Em resumo: apenas aplaudimos a exceção, privilegiamos a luta particular do pobre sobrevivente. Por óbvio que os vencedores são dignos de louvor, mas não podemos nos esquecer que deveríamos exigir que todos tivessem a mesma oportunidade de acesso à educação de qualidade, à moradia digna, à segurança alimentar, ao trabalho.
Talvez nesta altura da leitura a maioria dos leitores já possam ter desistido, afirmando que meu objetivo é “defender bandido”, mas não se trata disso, o direito que defendo é o do brasileiro, ou do estrangeiro em solo brasileiro, ser respeitado ou responsabilizado conforme as regras legais vigentes, porque, ainda que passíveis de críticas são elas que nos garantem o mínimo de segurança jurídica.

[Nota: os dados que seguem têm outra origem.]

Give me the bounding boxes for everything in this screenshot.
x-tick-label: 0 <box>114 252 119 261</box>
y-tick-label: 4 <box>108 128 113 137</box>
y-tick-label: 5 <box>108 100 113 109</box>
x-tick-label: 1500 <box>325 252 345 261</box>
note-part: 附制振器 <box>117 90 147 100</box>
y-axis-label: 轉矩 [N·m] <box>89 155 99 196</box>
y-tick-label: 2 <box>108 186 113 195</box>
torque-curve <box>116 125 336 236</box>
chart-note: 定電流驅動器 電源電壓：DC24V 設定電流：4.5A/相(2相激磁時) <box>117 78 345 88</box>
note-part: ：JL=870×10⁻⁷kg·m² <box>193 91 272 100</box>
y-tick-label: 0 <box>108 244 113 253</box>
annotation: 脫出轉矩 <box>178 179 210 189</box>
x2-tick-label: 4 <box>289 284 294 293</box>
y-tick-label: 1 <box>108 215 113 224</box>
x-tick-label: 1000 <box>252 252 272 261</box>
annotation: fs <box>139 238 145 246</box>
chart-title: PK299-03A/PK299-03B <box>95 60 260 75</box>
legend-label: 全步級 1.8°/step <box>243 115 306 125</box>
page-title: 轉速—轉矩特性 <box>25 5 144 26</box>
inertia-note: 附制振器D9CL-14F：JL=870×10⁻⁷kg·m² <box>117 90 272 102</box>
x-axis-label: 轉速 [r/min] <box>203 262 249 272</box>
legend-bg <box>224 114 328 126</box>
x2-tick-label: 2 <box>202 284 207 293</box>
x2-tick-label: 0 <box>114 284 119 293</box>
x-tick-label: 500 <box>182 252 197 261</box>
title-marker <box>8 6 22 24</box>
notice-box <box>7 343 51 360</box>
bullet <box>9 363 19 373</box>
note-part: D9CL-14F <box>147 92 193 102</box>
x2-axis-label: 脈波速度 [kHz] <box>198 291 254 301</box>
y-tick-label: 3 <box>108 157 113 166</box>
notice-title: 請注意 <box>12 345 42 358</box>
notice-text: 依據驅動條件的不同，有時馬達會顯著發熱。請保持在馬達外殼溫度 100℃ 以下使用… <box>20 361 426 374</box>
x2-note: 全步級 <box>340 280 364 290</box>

Por outro lado, não poderia deixar de citar outro tipo de funcionário público digno de repulsa, aquele que, ainda que não aperte ilegalmente o gatilho de uma arma de fogo aplicando a lei da morte, também cria uma legião de cadáveres, quando se omite decidir o que está ao seu alcance em prol da sociedade, ou não fiscaliza a aplicação da Lei como deveria, visando interesses pessoais e escusos, muitas das vezes se valendo de interpretações descabidas da lei para justificar sua própria concupiscência.
No mesmo sentido estão aqueles que são eleitos para garantia do bem social, mas que se apossam do dinheiro público em proveito próprio e de sua corja, esses sim, os verdadeiros culpados pela miserabilidade, parceiros indissociáveis dos que usam a caneta da decisão em beneficio próprio e dos que usam a pólvora como heróis da comunidade, quando na verdade estão aprisionando essa mesma comunidade no medo.
Por fim, ainda ao falar de direitos humanos, é valido lembrar as centenas de vítimas brutalmente assassinadas, dos milhares de policiais que perderam sua vida em uma luta humilhantemente desigual contra o crime, que não raro tenta encurralar o poder policial, o qual não se rende, não por causa do apoio que o Estado possibilita que é pífio; mas porque, apoiados uns nos outros, os bons policiais ainda resistem. A estes, o meu humilde respeito. Aos que se consideram acima da Lei, ou melhor, acima do bem e do mal, o meu escarnio.